Lors de déjeuners à Londres et à Washington, j'ai renversé mes souvenirs. Et puis je me suis rappelé que j’avais écrit un récit de mon implication avec Frost et Nixon, soulignant diverses tensions dans le camp de Frost et critiquant l’intervieweur de ne pas s’être, jusqu’à la fin, tenu de s’appliquer à son devoir historique. Par respect pour Frost, je ne l'avais pas publié. Mon manuscrit était oublié dans mes dossiers depuis 30 ans. En jetant à peine un coup d'œil dessus, je le récupérai et l'envoyai à Morgan.

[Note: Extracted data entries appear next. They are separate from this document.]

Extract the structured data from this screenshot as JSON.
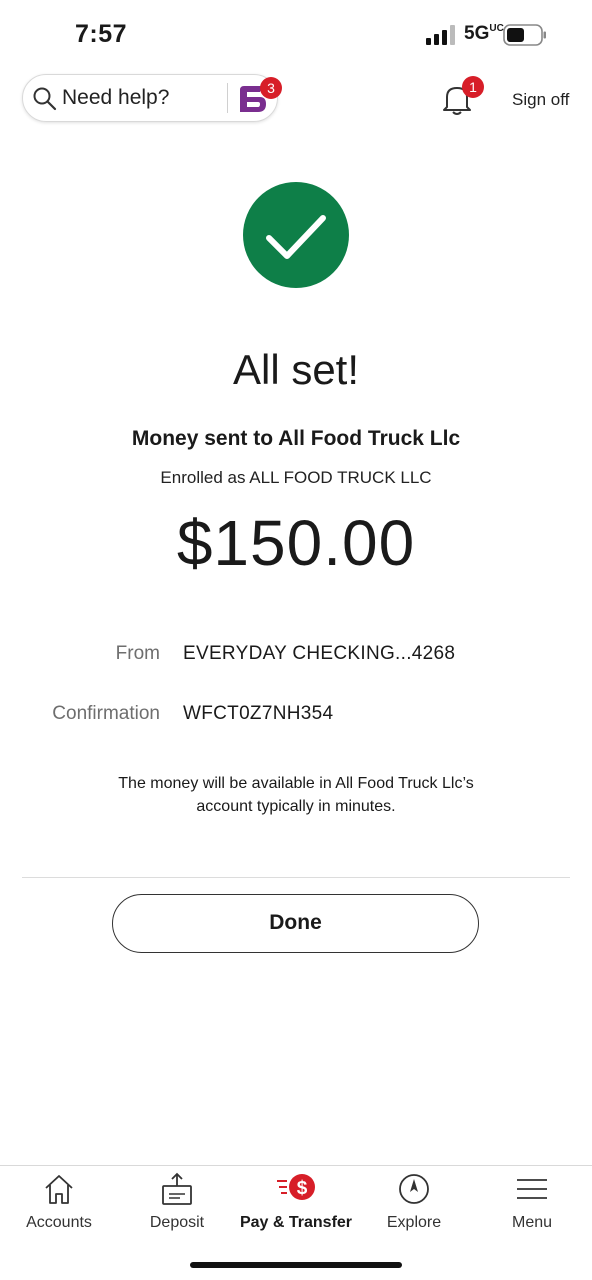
{
  "status_bar": {
    "time": "7:57",
    "network": "5G",
    "network_sup": "UC"
  },
  "header": {
    "search_placeholder": "Need help?",
    "fargo_badge_count": "3",
    "notifications_count": "1",
    "sign_off_label": "Sign off"
  },
  "confirmation": {
    "title": "All set!",
    "subtitle": "Money sent to All Food Truck Llc",
    "enrolled": "Enrolled as ALL FOOD TRUCK LLC",
    "amount": "$150.00",
    "from_label": "From",
    "from_value": "EVERYDAY CHECKING...4268",
    "confirmation_label": "Confirmation",
    "confirmation_value": "WFCT0Z7NH354",
    "note_line1": "The money will be available in All Food Truck Llc’s",
    "note_line2": "account typically in minutes.",
    "done_label": "Done"
  },
  "bottom_nav": {
    "accounts": "Accounts",
    "deposit": "Deposit",
    "pay_transfer": "Pay & Transfer",
    "explore": "Explore",
    "menu": "Menu"
  },
  "colors": {
    "success_green": "#0e7f48",
    "brand_red": "#d71e28",
    "fargo_purple": "#7a2e8f"
  }
}
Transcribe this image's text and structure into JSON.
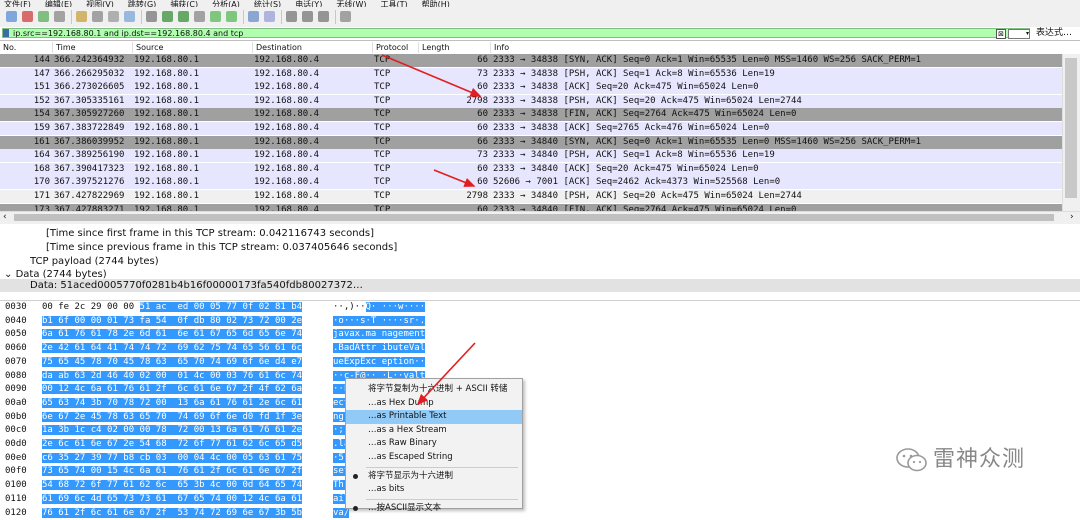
{
  "menubar": {
    "items": [
      "文件(F)",
      "编辑(E)",
      "视图(V)",
      "跳转(G)",
      "捕获(C)",
      "分析(A)",
      "统计(S)",
      "电话(Y)",
      "无线(W)",
      "工具(T)",
      "帮助(H)"
    ]
  },
  "toolbar": {
    "icons": [
      "shark-fin-icon",
      "stop-icon",
      "restart-icon",
      "options-gear-icon",
      "open-file-icon",
      "save-file-icon",
      "close-file-icon",
      "reload-icon",
      "find-icon",
      "back-arrow-icon",
      "forward-arrow-icon",
      "goto-packet-icon",
      "first-packet-icon",
      "last-packet-icon",
      "autoscroll-icon",
      "colorize-icon",
      "zoom-in-icon",
      "zoom-out-icon",
      "zoom-normal-icon",
      "resize-columns-icon"
    ]
  },
  "filter": {
    "value": "ip.src==192.168.80.1 and ip.dst==192.168.80.4 and tcp",
    "expression_label": "表达式…",
    "clear_glyph": "⊠",
    "dropdown_glyph": "▾"
  },
  "columns": [
    "No.",
    "Time",
    "Source",
    "Destination",
    "Protocol",
    "Length",
    "Info"
  ],
  "packets": [
    {
      "no": "144",
      "time": "366.242364932",
      "src": "192.168.80.1",
      "dst": "192.168.80.4",
      "proto": "TCP",
      "len": "66",
      "info": "2333 → 34838 [SYN, ACK] Seq=0 Ack=1 Win=65535 Len=0 MSS=1460 WS=256 SACK_PERM=1",
      "bg": "#a0a0a0"
    },
    {
      "no": "147",
      "time": "366.266295032",
      "src": "192.168.80.1",
      "dst": "192.168.80.4",
      "proto": "TCP",
      "len": "73",
      "info": "2333 → 34838 [PSH, ACK] Seq=1 Ack=8 Win=65536 Len=19",
      "bg": "#e7e6ff"
    },
    {
      "no": "151",
      "time": "366.273026605",
      "src": "192.168.80.1",
      "dst": "192.168.80.4",
      "proto": "TCP",
      "len": "60",
      "info": "2333 → 34838 [ACK] Seq=20 Ack=475 Win=65024 Len=0",
      "bg": "#e7e6ff"
    },
    {
      "no": "152",
      "time": "367.305335161",
      "src": "192.168.80.1",
      "dst": "192.168.80.4",
      "proto": "TCP",
      "len": "2798",
      "info": "2333 → 34838 [PSH, ACK] Seq=20 Ack=475 Win=65024 Len=2744",
      "bg": "#e7e6ff"
    },
    {
      "no": "154",
      "time": "367.305927260",
      "src": "192.168.80.1",
      "dst": "192.168.80.4",
      "proto": "TCP",
      "len": "60",
      "info": "2333 → 34838 [FIN, ACK] Seq=2764 Ack=475 Win=65024 Len=0",
      "bg": "#a0a0a0"
    },
    {
      "no": "159",
      "time": "367.383722849",
      "src": "192.168.80.1",
      "dst": "192.168.80.4",
      "proto": "TCP",
      "len": "60",
      "info": "2333 → 34838 [ACK] Seq=2765 Ack=476 Win=65024 Len=0",
      "bg": "#e7e6ff"
    },
    {
      "no": "161",
      "time": "367.386039952",
      "src": "192.168.80.1",
      "dst": "192.168.80.4",
      "proto": "TCP",
      "len": "66",
      "info": "2333 → 34840 [SYN, ACK] Seq=0 Ack=1 Win=65535 Len=0 MSS=1460 WS=256 SACK_PERM=1",
      "bg": "#a0a0a0"
    },
    {
      "no": "164",
      "time": "367.389256190",
      "src": "192.168.80.1",
      "dst": "192.168.80.4",
      "proto": "TCP",
      "len": "73",
      "info": "2333 → 34840 [PSH, ACK] Seq=1 Ack=8 Win=65536 Len=19",
      "bg": "#e7e6ff"
    },
    {
      "no": "168",
      "time": "367.390417323",
      "src": "192.168.80.1",
      "dst": "192.168.80.4",
      "proto": "TCP",
      "len": "60",
      "info": "2333 → 34840 [ACK] Seq=20 Ack=475 Win=65024 Len=0",
      "bg": "#e7e6ff"
    },
    {
      "no": "170",
      "time": "367.397521276",
      "src": "192.168.80.1",
      "dst": "192.168.80.4",
      "proto": "TCP",
      "len": "60",
      "info": "52606 → 7001 [ACK] Seq=2462 Ack=4373 Win=525568 Len=0",
      "bg": "#e7e6ff"
    },
    {
      "no": "171",
      "time": "367.427822969",
      "src": "192.168.80.1",
      "dst": "192.168.80.4",
      "proto": "TCP",
      "len": "2798",
      "info": "2333 → 34840 [PSH, ACK] Seq=20 Ack=475 Win=65024 Len=2744",
      "bg": "#f0f0f0"
    },
    {
      "no": "173",
      "time": "367.427883271",
      "src": "192.168.80.1",
      "dst": "192.168.80.4",
      "proto": "TCP",
      "len": "60",
      "info": "2333 → 34840 [FIN, ACK] Seq=2764 Ack=475 Win=65024 Len=0",
      "bg": "#a0a0a0"
    }
  ],
  "details": {
    "first_frame": "[Time since first frame in this TCP stream: 0.042116743 seconds]",
    "prev_frame": "[Time since previous frame in this TCP stream: 0.037405646 seconds]",
    "payload": "TCP payload (2744 bytes)",
    "data_header": "Data (2744 bytes)",
    "data_value": "Data: 51aced0005770f0281b4b16f00000173fa540fdb80027372…"
  },
  "bytes_rows": [
    {
      "off": "0030",
      "hex_plain": "00 fe 2c 29 00 00 ",
      "hex_hl": "51 ac  ed 00 05 77 0f 02 81 b4",
      "asc_plain": "··,)··",
      "asc_hl": "Q· ···w····"
    },
    {
      "off": "0040",
      "hex_plain": "",
      "hex_hl": "b1 6f 00 00 01 73 fa 54  0f db 80 02 73 72 00 2e",
      "asc_plain": "",
      "asc_hl": "·o···s·T ····sr·."
    },
    {
      "off": "0050",
      "hex_plain": "",
      "hex_hl": "6a 61 76 61 78 2e 6d 61  6e 61 67 65 6d 65 6e 74",
      "asc_plain": "",
      "asc_hl": "javax.ma nagement"
    },
    {
      "off": "0060",
      "hex_plain": "",
      "hex_hl": "2e 42 61 64 41 74 74 72  69 62 75 74 65 56 61 6c",
      "asc_plain": "",
      "asc_hl": ".BadAttr ibuteVal"
    },
    {
      "off": "0070",
      "hex_plain": "",
      "hex_hl": "75 65 45 78 70 45 78 63  65 70 74 69 6f 6e d4 e7",
      "asc_plain": "",
      "asc_hl": "ueExpExc eption··"
    },
    {
      "off": "0080",
      "hex_plain": "",
      "hex_hl": "da ab 63 2d 46 40 02 00  01 4c 00 03 76 61 6c 74",
      "asc_plain": "",
      "asc_hl": "··c-F@·· ·L··valt"
    },
    {
      "off": "0090",
      "hex_plain": "",
      "hex_hl": "00 12 4c 6a 61 76 61 2f  6c 61 6e 67 2f 4f 62 6a",
      "asc_plain": "",
      "asc_hl": "··Lj"
    },
    {
      "off": "00a0",
      "hex_plain": "",
      "hex_hl": "65 63 74 3b 70 78 72 00  13 6a 61 76 61 2e 6c 61",
      "asc_plain": "",
      "asc_hl": "ect"
    },
    {
      "off": "00b0",
      "hex_plain": "",
      "hex_hl": "6e 67 2e 45 78 63 65 70  74 69 6f 6e d0 fd 1f 3e",
      "asc_plain": "",
      "asc_hl": "ng."
    },
    {
      "off": "00c0",
      "hex_plain": "",
      "hex_hl": "1a 3b 1c c4 02 00 00 78  72 00 13 6a 61 76 61 2e",
      "asc_plain": "",
      "asc_hl": "·;·"
    },
    {
      "off": "00d0",
      "hex_plain": "",
      "hex_hl": "2e 6c 61 6e 67 2e 54 68  72 6f 77 61 62 6c 65 d5",
      "asc_plain": "",
      "asc_hl": ".la"
    },
    {
      "off": "00e0",
      "hex_plain": "",
      "hex_hl": "c6 35 27 39 77 b8 cb 03  00 04 4c 00 05 63 61 75",
      "asc_plain": "",
      "asc_hl": "·5'"
    },
    {
      "off": "00f0",
      "hex_plain": "",
      "hex_hl": "73 65 74 00 15 4c 6a 61  76 61 2f 6c 61 6e 67 2f",
      "asc_plain": "",
      "asc_hl": "set"
    },
    {
      "off": "0100",
      "hex_plain": "",
      "hex_hl": "54 68 72 6f 77 61 62 6c  65 3b 4c 00 0d 64 65 74",
      "asc_plain": "",
      "asc_hl": "Thr"
    },
    {
      "off": "0110",
      "hex_plain": "",
      "hex_hl": "61 69 6c 4d 65 73 73 61  67 65 74 00 12 4c 6a 61",
      "asc_plain": "",
      "asc_hl": "ail"
    },
    {
      "off": "0120",
      "hex_plain": "",
      "hex_hl": "76 61 2f 6c 61 6e 67 2f  53 74 72 69 6e 67 3b 5b",
      "asc_plain": "",
      "asc_hl": "va/"
    }
  ],
  "context_menu": {
    "items": [
      {
        "label": "将字节复制为十六进制 + ASCII 转储",
        "dot": false,
        "sel": false
      },
      {
        "label": "…as Hex Dump",
        "dot": false,
        "sel": false
      },
      {
        "label": "…as Printable Text",
        "dot": false,
        "sel": true
      },
      {
        "label": "…as a Hex Stream",
        "dot": false,
        "sel": false
      },
      {
        "label": "…as Raw Binary",
        "dot": false,
        "sel": false
      },
      {
        "label": "…as Escaped String",
        "dot": false,
        "sel": false
      },
      {
        "sep": true
      },
      {
        "label": "将字节显示为十六进制",
        "dot": true,
        "sel": false
      },
      {
        "label": "…as bits",
        "dot": false,
        "sel": false
      },
      {
        "sep": true
      },
      {
        "label": "…按ASCII显示文本",
        "dot": true,
        "sel": false
      }
    ]
  },
  "watermark": {
    "text": "雷神众测"
  },
  "colors": {
    "annotation_arrow": "#e02020",
    "byte_highlight": "#3399ff",
    "filter_ok": "#afffaf"
  }
}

Dans les mois qui ont suivi, j'ai répondu à son enquête occasionnelle sans trop y penser. J'ai envoyé à Morgan des transcriptions des conversations entre Nixon et Colson que j'avais découvertes pour Frost. Environ un an après la première audience de Morgan, j’ai appris que la pièce était finie et qu’elle serait présentée au Donmar Warehouse Theatre de 250 places à Londres avec Frank Langella dans le rôle de Nixon. Morgan m'a demandé si je serais prêt à venir quelques jours pour parler à Langella et aux autres acteurs. J'ai dit que j'adorerais.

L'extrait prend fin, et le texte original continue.